Wherein the upstream primer F1 sequentially comprises an upstream detection region and a target sequence binding region from the 5 'end to the 3' end:

Wherein the upstream primer F2 sequentially comprises an upstream detection region and a target sequence binding region from the 5 'end to the 3' end:

2. The primer composition for detecting mutations in the EGFR gene according to claim 1, wherein: the complementary pairing position of the downstream primer and the target sequence is arranged at the position 1-150 bp downstream of the mutation detection site.

3. The primer composition for detecting mutations in the EGFR gene according to claim 1 or 2, wherein: the difference between the Tm value of the upstream primer F1 and the Tm value of the upstream primer F1-1 is 0-20 ℃; preferably, the Tm value of the F1 is higher than that of the upstream primer F1-1; the difference between the Tm value of the upstream primer F2 and the Tm value of the upstream primer F2-1 is 0-20 ℃; preferably, the Tm value of the F2 is higher than that of the upstream primer F2-1.

4. The primer composition for detecting mutations in EGFR genes according to any one of claims 1 to 3, wherein: the length of the mismatch region in the target sequence binding region on the upstream primer F1 or the upstream primer F2 is 1-15 bases.

5. the primer composition for detecting mutations in EGFR genes according to any one of claims 1 to 4, wherein: the distance between the amplification decision site on the upstream primer F1 or the upstream primer F2 and the upstream mismatch region is 1-15 bases.

6. The primer composition for detecting mutations in EGFR genes according to any one of claims 1 to 5, wherein: the hydrolysis probe P1 and the hydrolysis probe P2 differ in reporter group.

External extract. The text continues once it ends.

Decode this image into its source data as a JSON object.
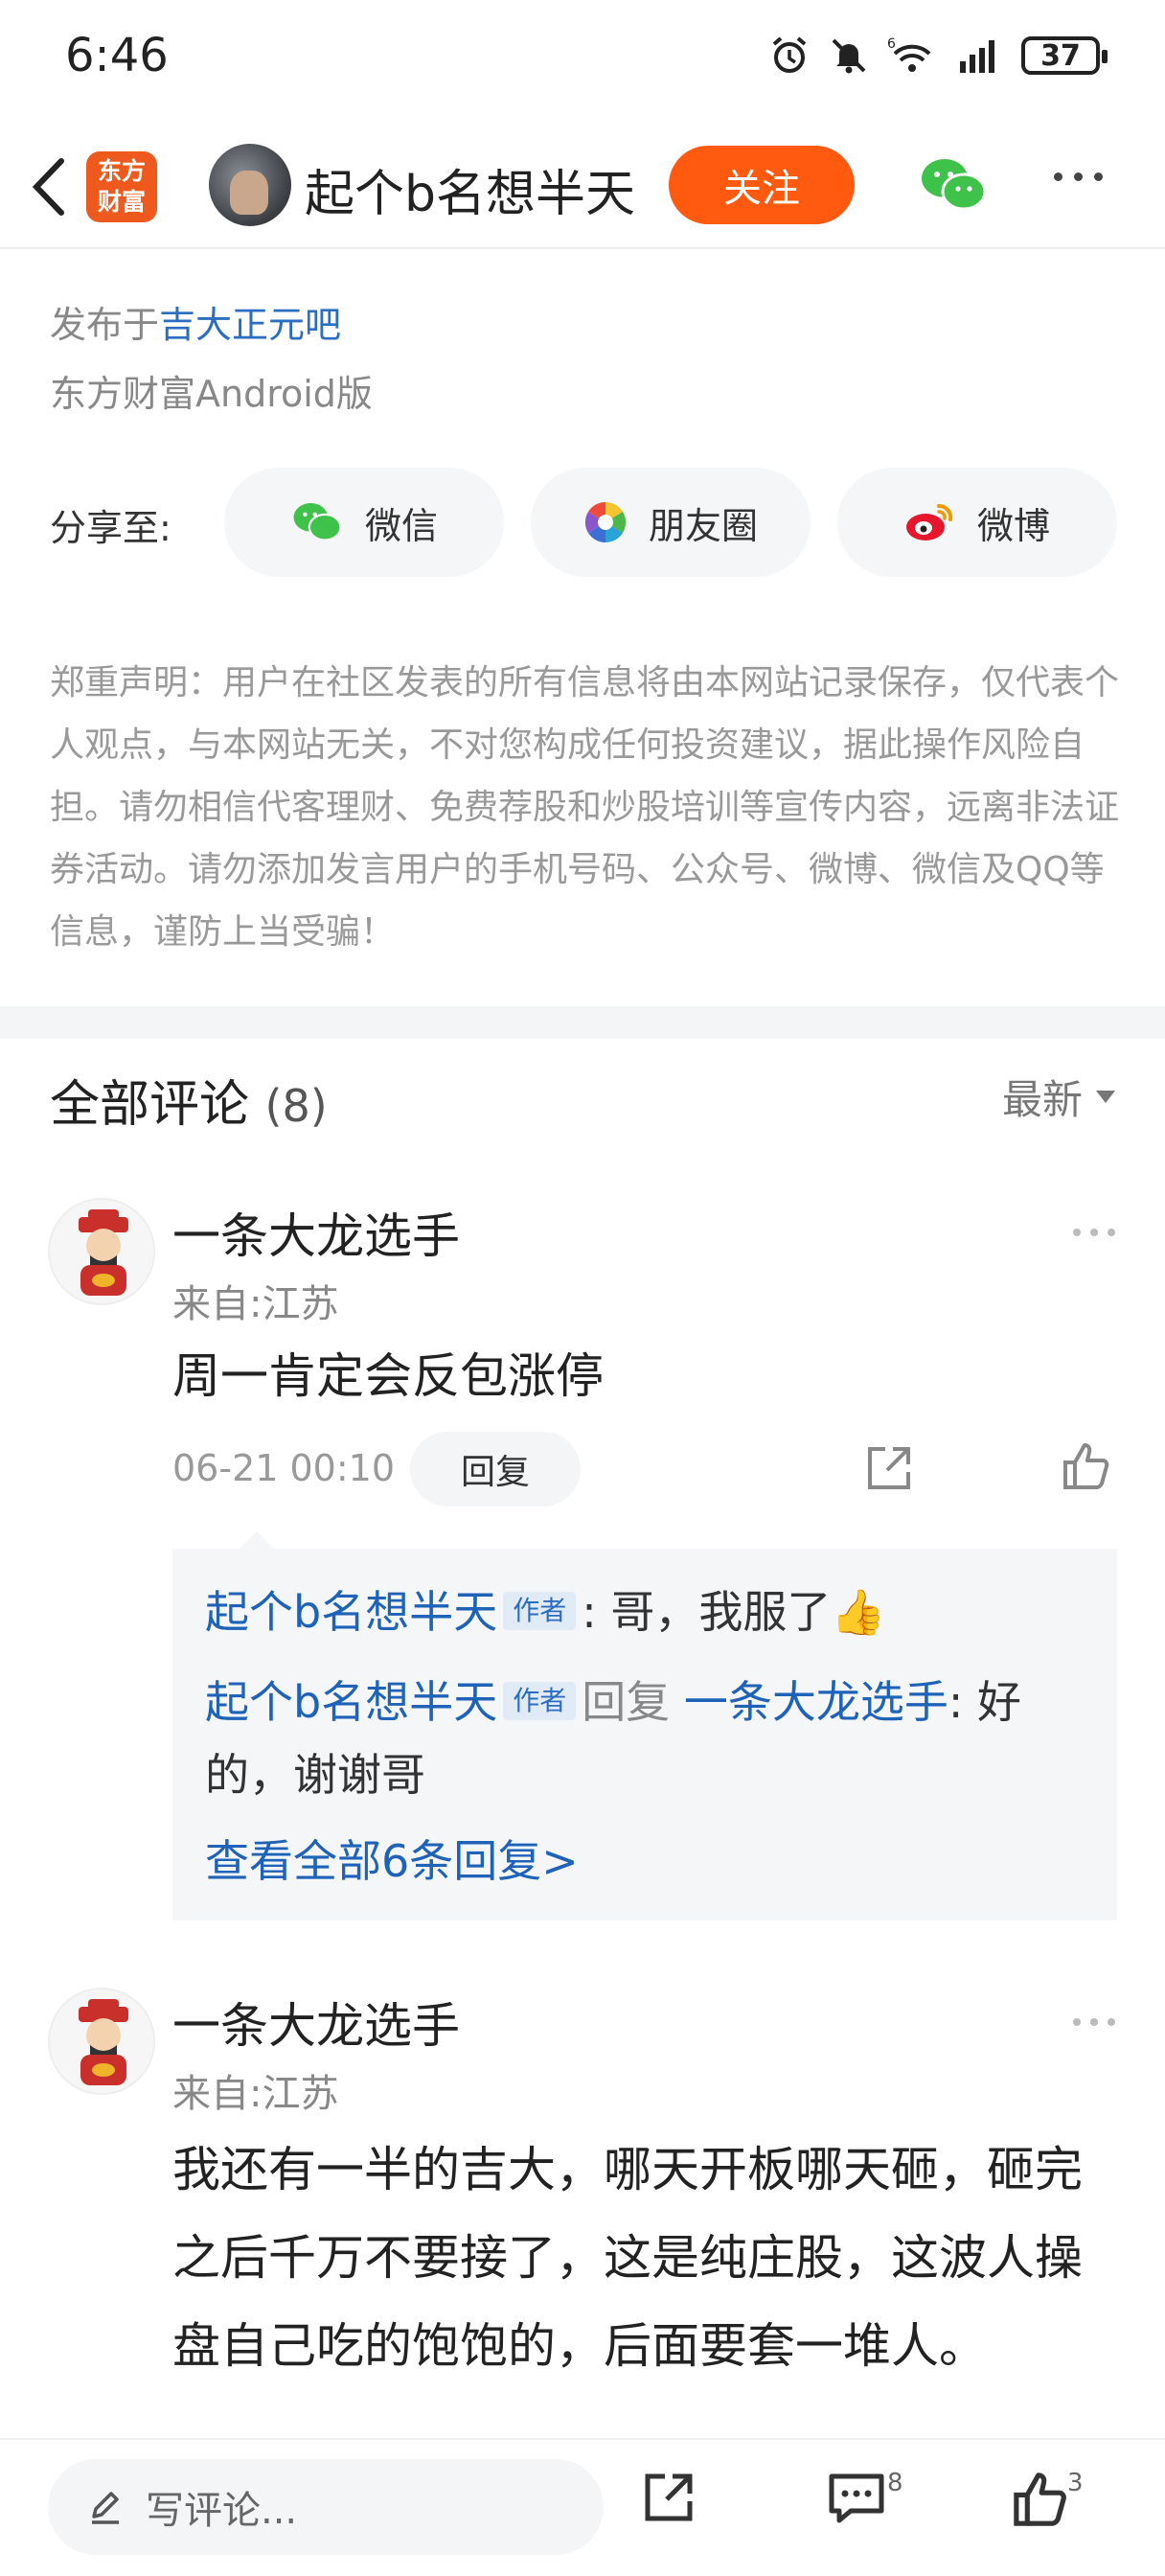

7. a method for detecting EGFR gene mutation, which is characterized in that: the detection method comprises the following steps:

(iv) (iv) continuing amplification of the pre-amplification product obtained in step (iii) with the first primer composition and/or the second primer composition at a second annealing temperature; wherein the first primer composition comprises an upstream primer F1-1, a hydrolysis probe P1 and a downstream primer, the second primer composition comprises an upstream primer F2-1, a hydrolysis probe P2 and a downstream primer, and the hydrolysis probe P1 and the hydrolysis probe P2 carry reporter groups; and

Wherein the content of the first and second substances,

8. The method for detecting mutations in the EGFR gene of claim 7, wherein: the pretreatment in the step (i) is a step of treating a target nucleic acid double strand to obtain a single strand.

9. The method for detecting mutations in the EGFR gene according to claim 7 or 8, wherein: the difference between the Tm value of the upstream primer F1 and the Tm value of the upstream primer F1-1 is 0-20 ℃; preferably, the Tm value of the F1 is higher than that of the upstream primer F1-1; the difference between the Tm value of the upstream primer F2 and the Tm value of the upstream primer F2-1 is 0-20 ℃; preferably, the Tm value of the F2 is higher than that of the upstream primer F2-1.

10. The method for detecting mutations in the EGFR gene according to any one of claims 7 to 9, wherein: the hydrolysis probe P1 and the hydrolysis probe P2 are provided with a reporter group and a quenching group, and the reporter groups of the hydrolysis probe P1 and the hydrolysis probe P2 are different.